Разбудил его посвистывающий шёпот, откуда вырывался ломкий, куражливый басок. Старик очнулся, обрёл житейскую память и, кажется, догадался, что рядом целуются молодые. Они возились близко, за углом; слышно было: умолял и клялся парень, тяжко и порывисто дышала подруга…. Не ведая зачем, старик поднялся с ящика, пошёл к молодым на одеревенелых ногах и стал молча смотреть влажно синеющими из потаённой глуби, удивлёнными глазами.

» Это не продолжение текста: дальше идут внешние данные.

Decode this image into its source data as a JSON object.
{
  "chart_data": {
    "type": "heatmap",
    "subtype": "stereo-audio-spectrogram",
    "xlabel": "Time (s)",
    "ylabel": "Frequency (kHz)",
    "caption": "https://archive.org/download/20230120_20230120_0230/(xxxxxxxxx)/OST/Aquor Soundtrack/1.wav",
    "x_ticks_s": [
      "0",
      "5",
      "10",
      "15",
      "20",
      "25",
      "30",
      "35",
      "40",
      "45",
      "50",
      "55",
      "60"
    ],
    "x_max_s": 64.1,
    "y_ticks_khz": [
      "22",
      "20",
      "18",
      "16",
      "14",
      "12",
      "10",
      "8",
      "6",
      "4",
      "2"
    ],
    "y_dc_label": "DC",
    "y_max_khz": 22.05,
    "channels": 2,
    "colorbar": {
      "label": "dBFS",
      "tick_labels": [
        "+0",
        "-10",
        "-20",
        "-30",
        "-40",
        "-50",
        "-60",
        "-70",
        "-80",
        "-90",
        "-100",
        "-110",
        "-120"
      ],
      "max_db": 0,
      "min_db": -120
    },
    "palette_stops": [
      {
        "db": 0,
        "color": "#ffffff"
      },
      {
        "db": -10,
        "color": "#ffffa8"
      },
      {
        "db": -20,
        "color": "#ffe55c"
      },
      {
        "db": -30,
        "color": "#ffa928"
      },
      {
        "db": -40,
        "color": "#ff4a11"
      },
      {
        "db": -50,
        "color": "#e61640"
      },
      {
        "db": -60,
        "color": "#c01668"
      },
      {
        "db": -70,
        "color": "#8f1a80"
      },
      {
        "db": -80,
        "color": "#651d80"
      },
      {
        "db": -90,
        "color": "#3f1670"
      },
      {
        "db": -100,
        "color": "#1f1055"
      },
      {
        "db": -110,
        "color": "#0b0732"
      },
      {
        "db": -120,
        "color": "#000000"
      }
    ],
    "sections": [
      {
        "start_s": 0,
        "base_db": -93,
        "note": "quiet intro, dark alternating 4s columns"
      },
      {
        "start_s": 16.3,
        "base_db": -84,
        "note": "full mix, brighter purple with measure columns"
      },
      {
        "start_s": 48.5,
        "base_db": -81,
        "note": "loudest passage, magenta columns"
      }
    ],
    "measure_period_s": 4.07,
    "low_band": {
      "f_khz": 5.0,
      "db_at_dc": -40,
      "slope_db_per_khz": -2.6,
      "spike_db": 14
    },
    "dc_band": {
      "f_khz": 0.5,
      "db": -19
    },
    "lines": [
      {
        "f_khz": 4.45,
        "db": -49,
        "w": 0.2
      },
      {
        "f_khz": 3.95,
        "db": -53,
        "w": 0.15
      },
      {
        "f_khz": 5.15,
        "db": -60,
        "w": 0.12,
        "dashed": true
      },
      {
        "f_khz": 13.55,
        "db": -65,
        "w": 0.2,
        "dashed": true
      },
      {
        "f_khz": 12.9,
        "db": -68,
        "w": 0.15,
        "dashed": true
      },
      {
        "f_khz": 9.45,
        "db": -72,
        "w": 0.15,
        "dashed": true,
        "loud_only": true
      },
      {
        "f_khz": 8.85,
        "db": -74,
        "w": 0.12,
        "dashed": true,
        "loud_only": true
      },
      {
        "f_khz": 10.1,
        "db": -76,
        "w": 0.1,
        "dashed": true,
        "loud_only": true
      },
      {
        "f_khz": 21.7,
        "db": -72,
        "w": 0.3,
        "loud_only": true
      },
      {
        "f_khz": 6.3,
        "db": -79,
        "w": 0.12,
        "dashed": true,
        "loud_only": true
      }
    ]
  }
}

Молодые полусидели-полулежали на широкой садовой скамейке, ради греха и втиснутой промеж каменной стены и густых зарослей одичалой сирени. Прямо на земле, устланной жухлыми листьями, усыпанной сигаретными окурками и клочьями бумаги, торчали пивные банки. Молодые оторопели, словно явилось бледное, бескровное видение из тоскливого, замогильного мира; потом девушка зябко передёрнула крутыми плечами и, оттолкнув парня, села прямо, натянула юбку на голые колени. Парень, синеглазый, бритоголовый, закурил сигарету и досадливо выжидающе уставился на старика. А тот, каясь и виноватясь, вдруг ясно и живо увидел сына, убиенного в Афганистане, давно оплаканного и отпетого… Старик подошёл к парню ближе и, вроде погладить по плечу, потянулся ладонью, высохшей, мелко и часто вздрагивающей. Девушка испуганно качнулась, парень же оглядел пришельца от войлочных ботинок до седой головы стылым и острым взглядом, затем процедил сквозь желтеющие фиксы:
– Топай, топай, батя!.. Здесь не подают.
То ли не расслышав, то ли не вняв просьбе, старик ещё стоял с протянутой рукой и негаснущей улыбкой, и вдруг парень покаянно опустил глаза, развёл руками:
– Прости, батя, ниче нету. Иди с Богом.
И старик, сопровождаемый бродячим псом, побрёл из глухого каменного дворика, заросшего голой, тоскливой сиренью. В стариковских глазах светились слёзы. Когда, обессилевши, осел на заледенелую землю и, обняв Дружка, забылся, то привиделась заснеженная, вьюжная степь, по которой, извиваясь мрачной и жалкой рекой, растянувшись на много вёрст, бредёт отступающая армия, и он, молоденький солдат, за несколько месяцев постаревший на десять лет, волочится, угибая лицо от пронизывающего ветра. Потом вдруг отеплило, и, словно с небес, увидел он себя, малого, в белой посконной рубахе чуть не до пят, бегущего среди светящихся росных трав и цветов, бегущего прямо к утаённой в тумане реке, из которой выплывает румяноликое солнце. Впереди несётся дворовый пёс… А у реки парнишку поджидают мать с отцом, чтобы, спихнув плосокодонную лодчонку, уплыть к сенокосным лугам…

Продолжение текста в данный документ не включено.